Three basic plans were suggested, based on cost and where the cooking would be done:
- Living room with range where most of the cooking would be done, scullery with copper to heat the water, a bath and a gas cooker for occasional use.
- A separate bathroom, cooking done in the scullery and the living room fire suitable only for occasional cooking
- A separated upstairs bathroom, cooking done exclusively in the scullery. Meals would be eaten in the living room.
In addition it was suggested that superior houses would have a parlour.
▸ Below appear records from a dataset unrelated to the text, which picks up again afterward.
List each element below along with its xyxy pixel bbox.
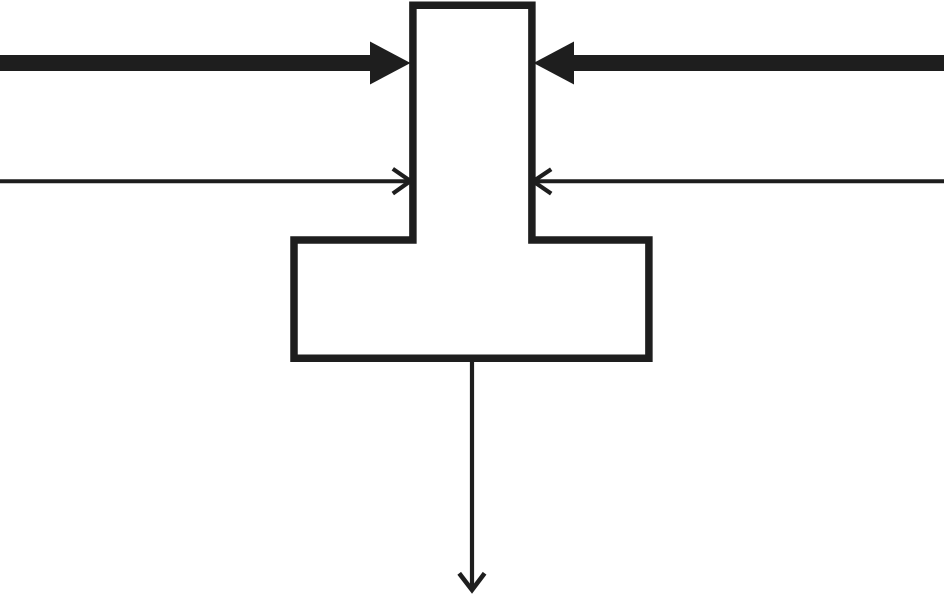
thick right load arrow shaft [572,55,944,71]
thick left load arrow shaft [0,55,374,71]
thin left arrowhead chevron [393,169,411,194]
thick left load arrowhead [370,42,411,85]
downward reaction arrowhead chevron [459,573,484,590]
T-shaped column-on-base outline [294,5,649,358]
thin left arrow line [0,179,409,183]
thin right arrowhead chevron [533,169,551,193]
downward reaction arrow line [470,357,474,588]
thin right arrow line [533,179,944,183]
thick right load arrowhead [534,42,575,85]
This was a reasonable expectation for the artisan class.

A parlour house was to be 1055 ft2 and a non parlour house to be 855 ft2. In the climate of 1918, 85% of the houses needed to be three-bedroom and 15% to be smaller or bigger. Pre-war the divide had been 40%/60%. The bedrooms should be 150 ft2,100 ft2 and 65 ft2. A parlour of
120 ft2 was seen to be adequate, in effect 12x10 ft. It was a quiet room for reading, writing, a sick relative or formal entertaining of non-family visitors.

It also suggested the use of district heating using waste heat from power-stations, the use of standardised components, the positioning of community facilities, integration with public transport and phasing the construction of both.

===Table===

Tudor Walters Committee Recommendations
| House without a parlour | Area ft^{2} (m^{2}) | Volume ft^{3} (m^{3}) | House with a parlour | Area ft^{2} (m^{2}) | Volume ft^{3} (m^{3}) |
|  |  |  | Parlour | 120 (11) | 960 (27) |
| Living Room | 180 (17) | 1,440 (41) | Living Room | 180 (17) | 1,440 (41) |
| Scullery | 80 (7.4) | 640 (18) | Scullery | 80 (7.4) | 640 (18) |
| Larder | 24 (2.2) | - | Larder | 24 (2.2) | - |
| Bedroom No. 1 | 150 (14) | 1,200 (34) | Bedroom No. 1 | 160 (15) | 1,280 (36) |
| Bedroom No. 2 | 100 (9.3) | 800 (23) | Bedroom No. 2 | 120 (11) | 960 (27) |
| Bedroom No. 3 | 65 (6.0) | 520 (15) | Bedroom No. 3 | 110 (10) | 880 (25) |
| Total | 855 ft^{2} (79.4 m^{2}) |  |  | 1,055 ft^{2} (98.0 m^{2}) |  |
Desirable Minimum sizes - Tudor Walters Committee

==The legacy==

In 1919 the government required councils to provide housing, helping them to do so through the provision of subsidies under Housing, Town Planning, &c. Act 1919. The Housing of the Working Classes Act 1890 had merely permitted them to do so. They were to be built to the Tudor Walters standards.